“Don’t fight it, my darlings!” She laughed. “Or perhaps you should! It hurts more to struggle!”
This was far more rewarding than she had imagined. It was splendid, this hate, this utter destruction.
It was glorious.
Ursula’s laugh thundered as she stepped into the encroaching waves at the shore, encouraging all her new creatures to journey into places unknown to them, dark places they had been too frightened even to contemplate. Places they had only visited in their nightmares or anxious, fevered daydreams.
The creatures were hers now—servants—and she would use them at her will and to their torment. As the waves touched her human feet, she slowly transformed. It seemed the creature within her had no choice other than to burst forth from the human flesh, desperate to be seen and aching to be in the waves.
She was growing to leviathan proportions now, towering over her terrified minions, bawling with laughter at their plight.
Then, unexpectedly, a figure emerged from the water, like the Flying Dutchman breaking the surface.
“Stop this lunacy at once!” The voice was louder than the crashing waves.
Whereas Ursula seemed nothing but darkness, he appeared like shining light. He was beautiful—too beautiful—and seemingly too good. Those were traits she found all too prevalent in males of higher rank in those lands. She had no idea who that minor god might be, but she already knew she didn’t like him.
“W
ho are you to command me?” she asked, snapping her head to the right to get a better look at this mockery of the gods.
“Did you not call upon the old gods? I have answered.”
“I called for help, not interference!”
“Look around you! Look what you’ve done to this land! Everything is scorched with your hatred. It is blighted as the lands of the old queen. Don’t take her path, little sister. Come home with me, where you belong.”
Ursula was silenced, perplexed.
“Hear me, Sister. See that necklace you are wearing? It was a gift from our father. We thought you were lost to us forever. I hoped one day you would come to know your power and call upon me, but I didn’t expect to find this.” His face was screwed up with a look of disgust as he surveyed the destruction Ursula had wrought.
“You know nothing of my life! I was left here alone with these humans who feared and hated me. You have no idea what I’ve suffered!”
“Ursula, do you truly not remember me? I am your brother. Triton.”
Ursula looked at Triton, furious and confused. Unable to place him.
“I’m sorry, Ursula. It’s time I brought you home.”
It had been many years since Ursula had seen her dear friends the sister witches. Not since right after her exile from Triton’s court had she paid them a visit. There was so much to catch up on, and as she made her way, she saw light dancing across the rippling water and knew she was at last reaching the surface. She could almost make out the shadowy images of the three sisters standing on the shore, waiting for her arrival.
It has been a rather long time, she thought, and decided she might as well make a grand entrance, with a great spectacle. She felt herself growing, her tentacles elongating—a sensation that always made her feel like the dominant force of the seas that she was.

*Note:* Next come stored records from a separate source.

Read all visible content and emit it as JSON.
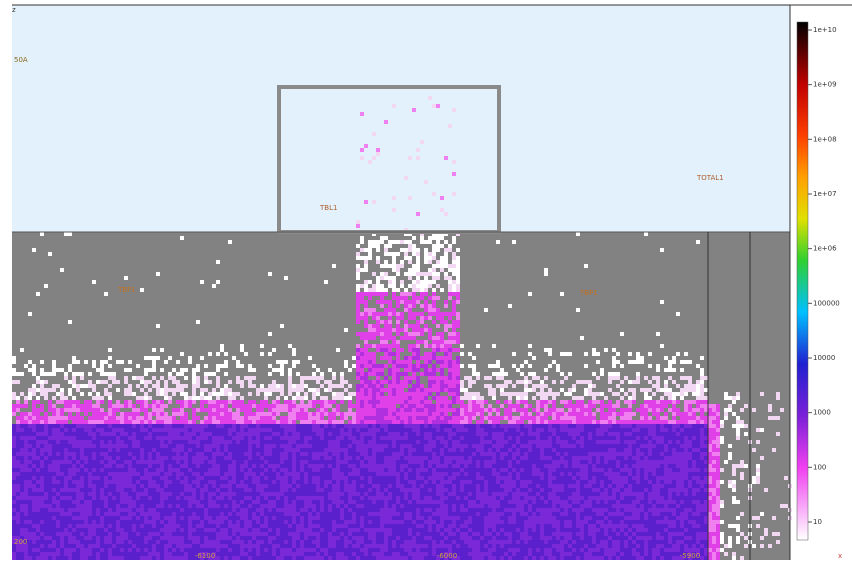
{
  "view": {
    "corner_label": "z",
    "region_labels": [
      "50A",
      "TBL1",
      "TOTAL1",
      "TBP1",
      "TBP1",
      "200"
    ],
    "colorbar": {
      "ticks": [
        "1e+10",
        "1e+09",
        "1e+08",
        "1e+07",
        "1e+06",
        "100000",
        "10000",
        "1000",
        "100",
        "10"
      ]
    },
    "x_axis": {
      "ticks": [
        "-6100",
        "-6000",
        "-5900"
      ],
      "label": "x"
    }
  }
}
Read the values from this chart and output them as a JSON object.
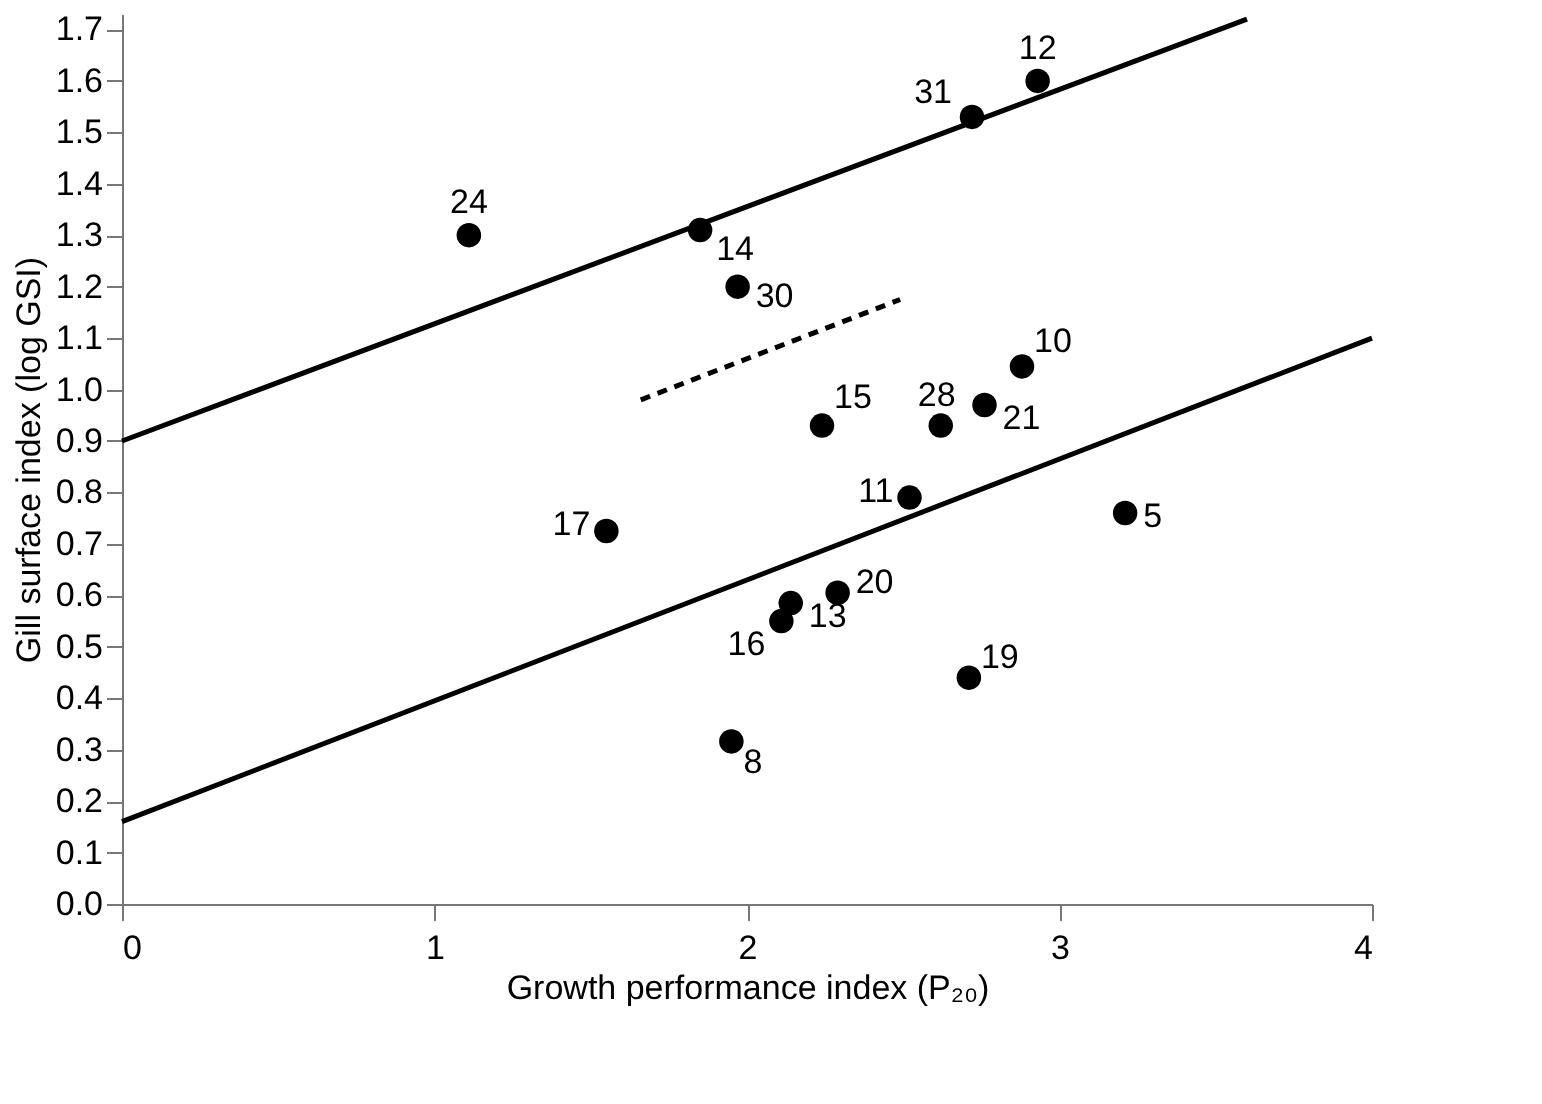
{
  "chart_data": {
    "type": "scatter",
    "xlabel": "Growth performance index (P₂₀)",
    "ylabel": "Gill surface index (log GSI)",
    "xlim": [
      0,
      4
    ],
    "ylim": [
      0,
      1.73
    ],
    "xticks": [
      0,
      1,
      2,
      3,
      4
    ],
    "yticks": [
      {
        "value": 0,
        "label": "0.0"
      },
      0.1,
      0.2,
      0.3,
      0.4,
      0.5,
      0.6,
      0.7,
      0.8,
      0.9,
      {
        "value": 1,
        "label": "1.0"
      },
      1.1,
      1.2,
      1.3,
      1.4,
      1.5,
      1.6,
      1.7
    ],
    "grid": false,
    "series": [
      {
        "marker": "circle",
        "color": "#000000",
        "x": [
          1.11,
          1.85,
          1.97,
          2.72,
          2.93,
          2.88,
          2.24,
          2.62,
          2.76,
          2.52,
          3.21,
          1.55,
          2.29,
          2.14,
          2.11,
          2.71,
          1.95
        ],
        "values": [
          1.3,
          1.31,
          1.2,
          1.53,
          1.6,
          1.045,
          0.93,
          0.93,
          0.97,
          0.79,
          0.76,
          0.725,
          0.605,
          0.585,
          0.55,
          0.44,
          0.316
        ]
      },
      {
        "type": "line",
        "color": "#000000",
        "x": [
          0,
          3.6
        ],
        "values": [
          0.9,
          1.72
        ],
        "line_style": "solid",
        "marker": "none"
      },
      {
        "type": "line",
        "color": "#000000",
        "x": [
          0,
          4
        ],
        "values": [
          0.16,
          1.1
        ],
        "line_style": "solid",
        "marker": "none"
      },
      {
        "type": "line",
        "color": "#000000",
        "x": [
          1.66,
          2.49
        ],
        "values": [
          0.98,
          1.175
        ],
        "line_style": "dashed",
        "marker": "none"
      }
    ],
    "annotations": [
      {
        "text": "24",
        "x": 1.11,
        "y": 1.3
      },
      {
        "text": "14",
        "x": 1.85,
        "y": 1.31
      },
      {
        "text": "30",
        "x": 1.97,
        "y": 1.2
      },
      {
        "text": "31",
        "x": 2.72,
        "y": 1.53
      },
      {
        "text": "12",
        "x": 2.93,
        "y": 1.6
      },
      {
        "text": "10",
        "x": 2.88,
        "y": 1.045
      },
      {
        "text": "15",
        "x": 2.24,
        "y": 0.93
      },
      {
        "text": "28",
        "x": 2.62,
        "y": 0.93
      },
      {
        "text": "21",
        "x": 2.76,
        "y": 0.97
      },
      {
        "text": "11",
        "x": 2.52,
        "y": 0.79
      },
      {
        "text": "5",
        "x": 3.21,
        "y": 0.76
      },
      {
        "text": "17",
        "x": 1.55,
        "y": 0.725
      },
      {
        "text": "20",
        "x": 2.29,
        "y": 0.605
      },
      {
        "text": "13",
        "x": 2.14,
        "y": 0.585
      },
      {
        "text": "16",
        "x": 2.11,
        "y": 0.55
      },
      {
        "text": "19",
        "x": 2.71,
        "y": 0.44
      },
      {
        "text": "8",
        "x": 1.95,
        "y": 0.316
      }
    ]
  }
}
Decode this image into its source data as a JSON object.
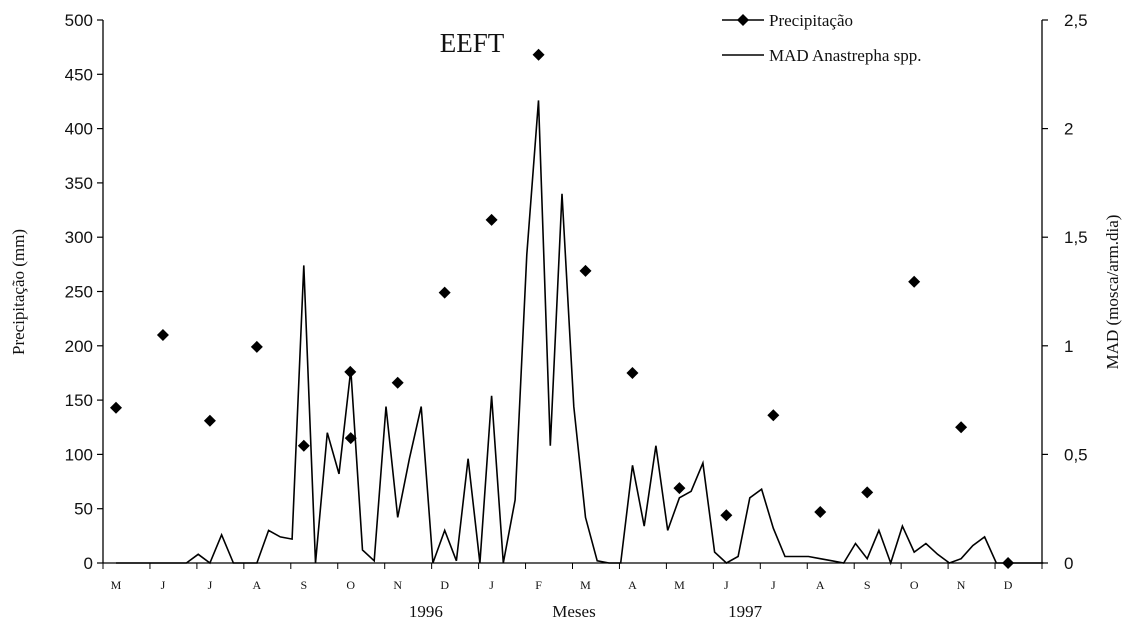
{
  "chart_data": {
    "type": "line",
    "title": "EEFT",
    "xlabel": "Meses",
    "ylabel_left": "Precipitação (mm)",
    "ylabel_right": "MAD (mosca/arm.dia)",
    "ylim_left": [
      0,
      500
    ],
    "ylim_right": [
      0,
      2.5
    ],
    "left_ticks": [
      "0",
      "50",
      "100",
      "150",
      "200",
      "250",
      "300",
      "350",
      "400",
      "450",
      "500"
    ],
    "right_ticks": [
      "0",
      "0,5",
      "1",
      "1,5",
      "2",
      "2,5"
    ],
    "month_labels": [
      "M",
      "J",
      "J",
      "A",
      "S",
      "O",
      "N",
      "D",
      "J",
      "F",
      "M",
      "A",
      "M",
      "J",
      "J",
      "A",
      "S",
      "O",
      "N",
      "D"
    ],
    "year_labels": [
      {
        "text": "1996",
        "month_index": 6.6
      },
      {
        "text": "1997",
        "month_index": 13.4
      }
    ],
    "legend_position": "top-right",
    "series": [
      {
        "name": "Precipitação",
        "style": "markers",
        "marker": "diamond",
        "axis": "left",
        "month_index": [
          0,
          1,
          2,
          3,
          4,
          4.99,
          5,
          6,
          7,
          8,
          9,
          10,
          11,
          12,
          13,
          14,
          15,
          16,
          17,
          18,
          19
        ],
        "values": [
          143,
          210,
          131,
          199,
          108,
          176,
          115,
          166,
          249,
          316,
          468,
          269,
          175,
          69,
          44,
          136,
          47,
          65,
          259,
          125,
          0
        ]
      },
      {
        "name": "MAD Anastrepha spp.",
        "style": "line",
        "axis": "right",
        "month_index": [
          0,
          0.25,
          0.5,
          0.75,
          1,
          1.25,
          1.5,
          1.75,
          2,
          2.25,
          2.5,
          2.75,
          3,
          3.25,
          3.5,
          3.75,
          4,
          4.25,
          4.5,
          4.75,
          5,
          5.25,
          5.5,
          5.75,
          6,
          6.25,
          6.5,
          6.75,
          7,
          7.25,
          7.5,
          7.75,
          8,
          8.25,
          8.5,
          8.75,
          9,
          9.25,
          9.5,
          9.75,
          10,
          10.25,
          10.5,
          10.75,
          11,
          11.25,
          11.5,
          11.75,
          12,
          12.25,
          12.5,
          12.75,
          13,
          13.25,
          13.5,
          13.75,
          14,
          14.25,
          14.5,
          14.75,
          15,
          15.25,
          15.5,
          15.75,
          16,
          16.25,
          16.5,
          16.75,
          17,
          17.25,
          17.5,
          17.75,
          18,
          18.25,
          18.5,
          18.75,
          19,
          19.25,
          19.5,
          19.75
        ],
        "values": [
          0,
          0,
          0,
          0,
          0,
          0,
          0,
          0.04,
          0,
          0.13,
          0,
          0,
          0,
          0.15,
          0.12,
          0.11,
          1.37,
          0,
          0.6,
          0.41,
          0.89,
          0.06,
          0.01,
          0.72,
          0.21,
          0.48,
          0.72,
          0,
          0.15,
          0.01,
          0.48,
          0,
          0.77,
          0,
          0.29,
          1.42,
          2.13,
          0.54,
          1.7,
          0.72,
          0.21,
          0.01,
          0,
          0,
          0.45,
          0.17,
          0.54,
          0.15,
          0.3,
          0.33,
          0.46,
          0.05,
          0,
          0.03,
          0.3,
          0.34,
          0.16,
          0.03,
          0.03,
          0.03,
          0.02,
          0.01,
          0,
          0.09,
          0.02,
          0.15,
          0,
          0.17,
          0.05,
          0.09,
          0.04,
          0,
          0.02,
          0.08,
          0.12,
          0,
          0,
          0,
          0,
          0
        ]
      }
    ]
  }
}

I haven’t felt this power within me for ages.
She’d taken down massive ships in that form, splintering them, casting their remains deep into her dark, foreboding realm. She saw the looks of astonishment in the odd sisters’ bulging eyes as she rose out of the water to towering heights. The trio of sister witches—Lucinda, Ruby, and Martha—looked small standing on the wet black rocks and shivering in the cold.
Ursula thought the sisters possessed a grotesque beauty, with their too-large eyes, tiny mouths, and pale haunting faces that were framed far too perfectly by their raven ringlets. She found them beautiful even if the mists clinging to the feathers in their hair made them look like frightened, soggy flightless birds.
One wouldn’t know it by their frightful state, Ursula mused, but those witches were the things of legends. They were cousins to the old king, the father of the queen called Snow White. And they were great benefactors to the Dark Fairy and her sleeping princess. Though Ursula would never say so aloud, she owed her newly regained power to the odd sisters. They had returned her necklace. Although, she considered, it was a fair exchange for something their little sister had desperately wanted.
Lucinda gasped as water spilled from Ursula’s massive form onto the witches’ awestruck faces, their ears splitting with Ursula’s thunderous laughter and booming voice.
“I’m so happy to see you, sisters. It’s been far too long.”
The sea witch leaned down to be at eye level with the odd sisters. They were really quite striking, she thought.
But too much beauty without the proper proportions.